CD148 contains 5 cysteines in the phosphatase domain, one active-site residue and 4 others. It is not known whether the non-catalytic cysteines serve any regulatory role. To be sure, persulfide modification could have conceivably occurred on numerous residues leading to numerous sites of NEM modification. Although it seems reasonable that the active-site residue would be quickly modified via the electrophilic chemistry used herein (provided access of the electrophile is not hindered), this does not preclude reaction at the other thiol sites and possible persulfide-mediated effects associated with these sites.

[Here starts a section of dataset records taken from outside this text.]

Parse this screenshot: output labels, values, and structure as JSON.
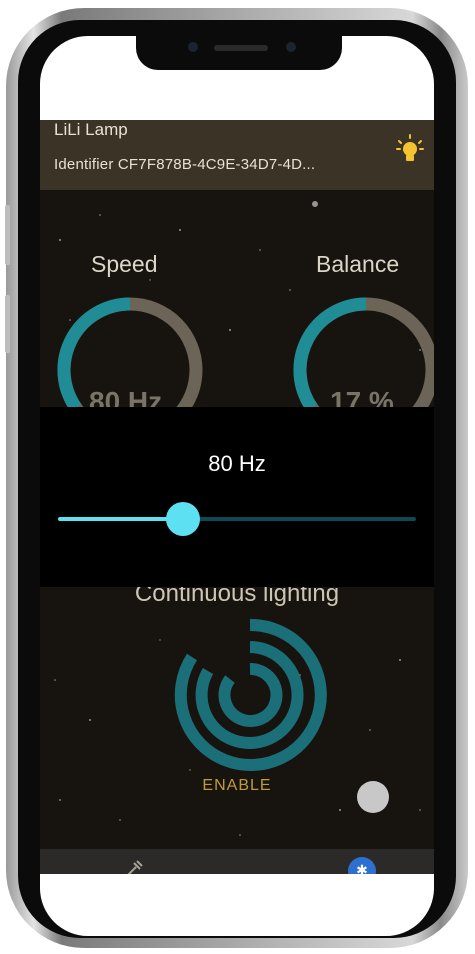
{
  "device": {
    "name": "LiLi Lamp",
    "identifier": "Identifier CF7F878B-4C9E-34D7-4D..."
  },
  "gauges": {
    "speed": {
      "label": "Speed",
      "value": "80 Hz",
      "fraction": 0.55
    },
    "balance": {
      "label": "Balance",
      "value": "17 %",
      "fraction": 0.55
    }
  },
  "slider": {
    "value": "80 Hz",
    "fraction": 0.35
  },
  "mode": {
    "title": "Continuous lighting",
    "enable_label": "ENABLE"
  },
  "icons": {
    "bulb": "lightbulb-icon",
    "mode": "concentric-rings-icon",
    "tab_left": "wrench-icon",
    "tab_right": "bluetooth-icon"
  },
  "colors": {
    "accent": "#1f8c96",
    "slider": "#5ee0f3",
    "enable": "#c19a3a",
    "header": "#3a3326"
  }
}
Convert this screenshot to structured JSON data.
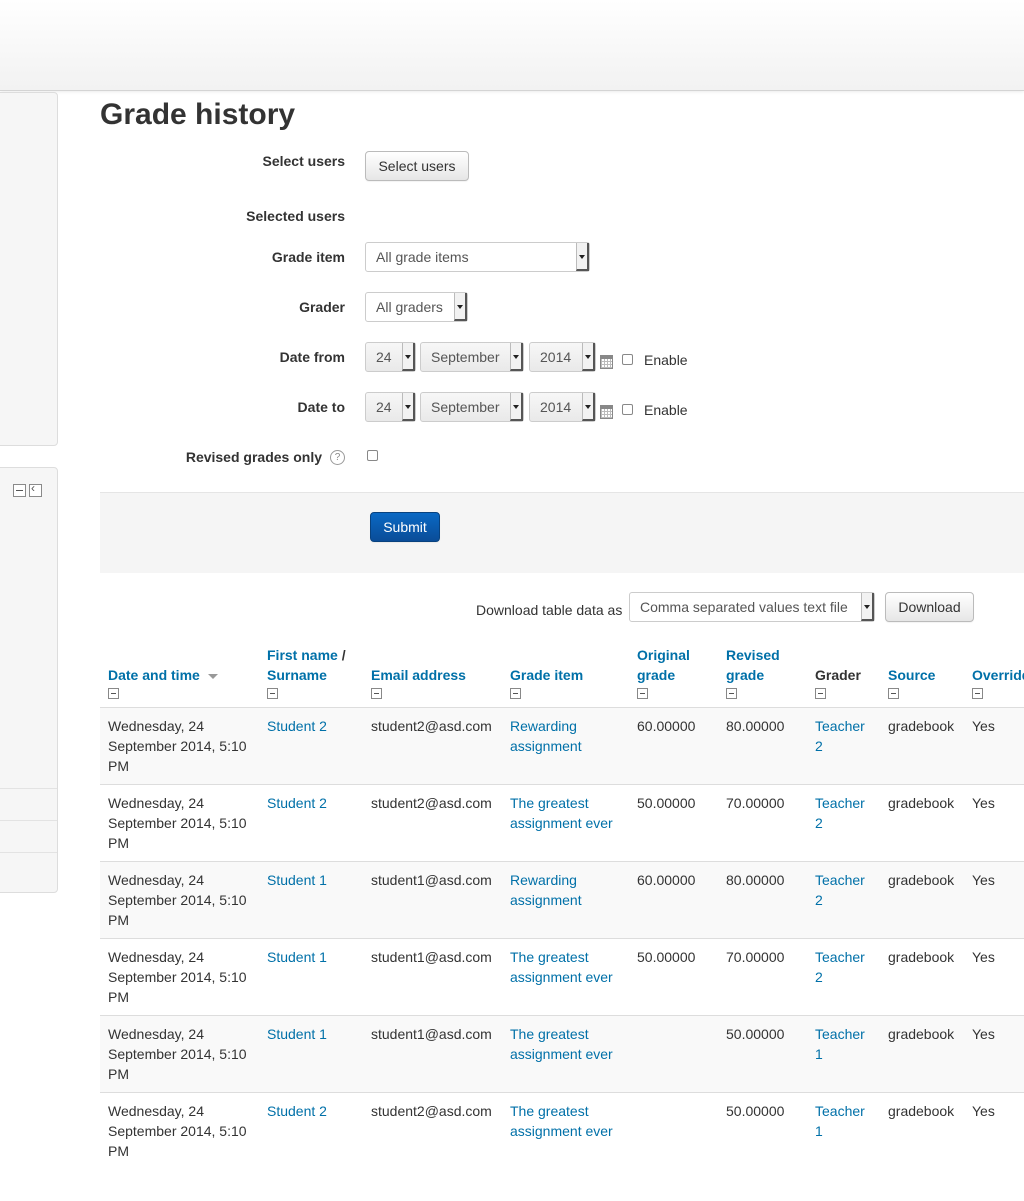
{
  "page": {
    "title": "Grade history"
  },
  "form": {
    "select_users_label": "Select users",
    "select_users_button": "Select users",
    "selected_users_label": "Selected users",
    "grade_item_label": "Grade item",
    "grade_item_value": "All grade items",
    "grader_label": "Grader",
    "grader_value": "All graders",
    "date_from_label": "Date from",
    "date_from": {
      "day": "24",
      "month": "September",
      "year": "2014",
      "enable_label": "Enable"
    },
    "date_to_label": "Date to",
    "date_to": {
      "day": "24",
      "month": "September",
      "year": "2014",
      "enable_label": "Enable"
    },
    "revised_grades_label": "Revised grades only",
    "help_icon": "?",
    "submit_label": "Submit"
  },
  "download": {
    "label": "Download table data as",
    "format_value": "Comma separated values text file",
    "button": "Download"
  },
  "table": {
    "headers": {
      "date": "Date and time",
      "name_first": "First name",
      "name_sep": " /",
      "name_last": "Surname",
      "email": "Email address",
      "item": "Grade item",
      "original": "Original grade",
      "revised": "Revised grade",
      "grader": "Grader",
      "source": "Source",
      "overridden": "Overridden"
    },
    "rows": [
      {
        "date": "Wednesday, 24 September 2014, 5:10 PM",
        "name": "Student 2",
        "email": "student2@asd.com",
        "item": "Rewarding assignment",
        "original": "60.00000",
        "revised": "80.00000",
        "grader": "Teacher 2",
        "source": "gradebook",
        "overridden": "Yes"
      },
      {
        "date": "Wednesday, 24 September 2014, 5:10 PM",
        "name": "Student 2",
        "email": "student2@asd.com",
        "item": "The greatest assignment ever",
        "original": "50.00000",
        "revised": "70.00000",
        "grader": "Teacher 2",
        "source": "gradebook",
        "overridden": "Yes"
      },
      {
        "date": "Wednesday, 24 September 2014, 5:10 PM",
        "name": "Student 1",
        "email": "student1@asd.com",
        "item": "Rewarding assignment",
        "original": "60.00000",
        "revised": "80.00000",
        "grader": "Teacher 2",
        "source": "gradebook",
        "overridden": "Yes"
      },
      {
        "date": "Wednesday, 24 September 2014, 5:10 PM",
        "name": "Student 1",
        "email": "student1@asd.com",
        "item": "The greatest assignment ever",
        "original": "50.00000",
        "revised": "70.00000",
        "grader": "Teacher 2",
        "source": "gradebook",
        "overridden": "Yes"
      },
      {
        "date": "Wednesday, 24 September 2014, 5:10 PM",
        "name": "Student 1",
        "email": "student1@asd.com",
        "item": "The greatest assignment ever",
        "original": "",
        "revised": "50.00000",
        "grader": "Teacher 1",
        "source": "gradebook",
        "overridden": "Yes"
      },
      {
        "date": "Wednesday, 24 September 2014, 5:10 PM",
        "name": "Student 2",
        "email": "student2@asd.com",
        "item": "The greatest assignment ever",
        "original": "",
        "revised": "50.00000",
        "grader": "Teacher 1",
        "source": "gradebook",
        "overridden": "Yes"
      }
    ]
  }
}
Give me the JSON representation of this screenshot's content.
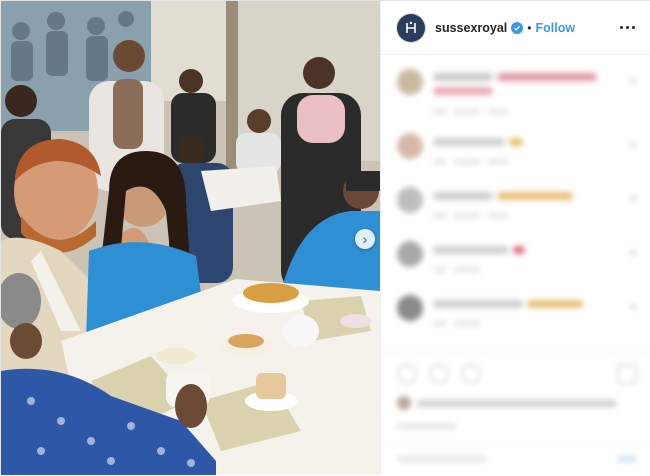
{
  "post": {
    "username": "sussexroyal",
    "verified": true,
    "separator": "•",
    "follow_label": "Follow",
    "menu_icon": "more-options-icon",
    "carousel_icon": "chevron-right-icon"
  },
  "colors": {
    "link_blue": "#3897f0",
    "text": "#262626",
    "avatar_bg": "#2b3d5c"
  }
}
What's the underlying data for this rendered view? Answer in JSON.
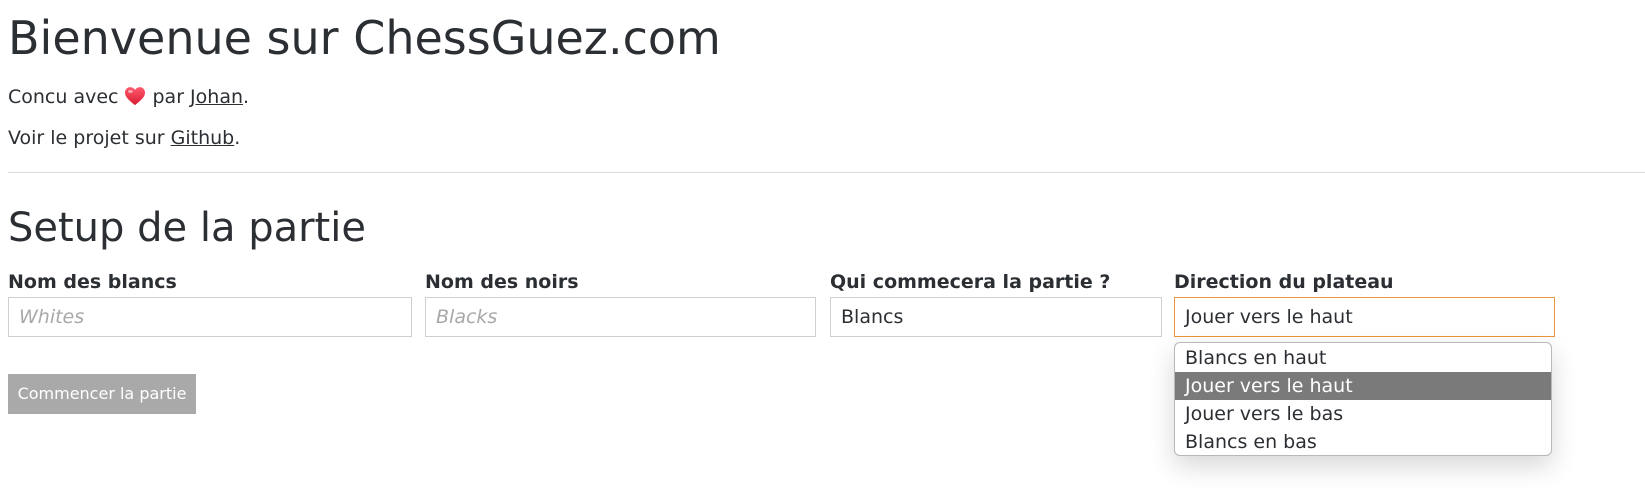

In order to further examine the idea that 1) hydropersulfide generation can protect against irreversible electrophile-mediated thiol modification and 2) generation of hydropersulfides using the above methodology is not quantitative due to the instability of the hydropersulfide in the presence of excess H2S, this chemistry was further examined using purely chemical (non-enzymatic) systems.
As described above, hydropersulfides can be generated via the simple reaction of a disulfide with H2S (Reaction 1) . Indeed, this reaction has been used as a source of hydropersulfide in previous studies . Experimentally, this method for in situ hydropersulfide generation can be problematic in some cases since the hydropersulfide solution will also contain other potentially reactive species such as H2S and RSH (as well as higher order polysulfides). Thus, interpretation of experiments examining hydropersulfide chemistry can be confounded by the presence of these other species. Ideally, it would be best to separate hydropersulfides from these other compounds prior to examining their chemistry. However, considering the inherent instability of hydropersulfides , many separation methods (i.e. column chromatography, crystallization, etc.) are not viable options. The generation of a resin-bound hydropersulfide species can be accomplished by reacting H2S with an “activated” thiol Sepharose® 4B resin (a resin that contains a glutathione disulfide with an easily displaced thiopyridine). Therefore, in order to simplify the separation of thiols from reactants, an activated Sepharose® resin with bound glutathione (initially present as the 2-thiopyridinyl disulfide) was used as the model thiol species for examining hydropersulfide chemistry. By using this resin, a hydropersulfide can be synthesized and then easily removed from other chemical reagents/contaminants via centrifugation/washing. Thus, the activated Sepharose-glutathione 2-pyridinyl disulfide resin (Resin-GS-S-Pyr) was treated with H2S to make the corresponding Sepharose-glutathione hydropersulfide (Reaction 7).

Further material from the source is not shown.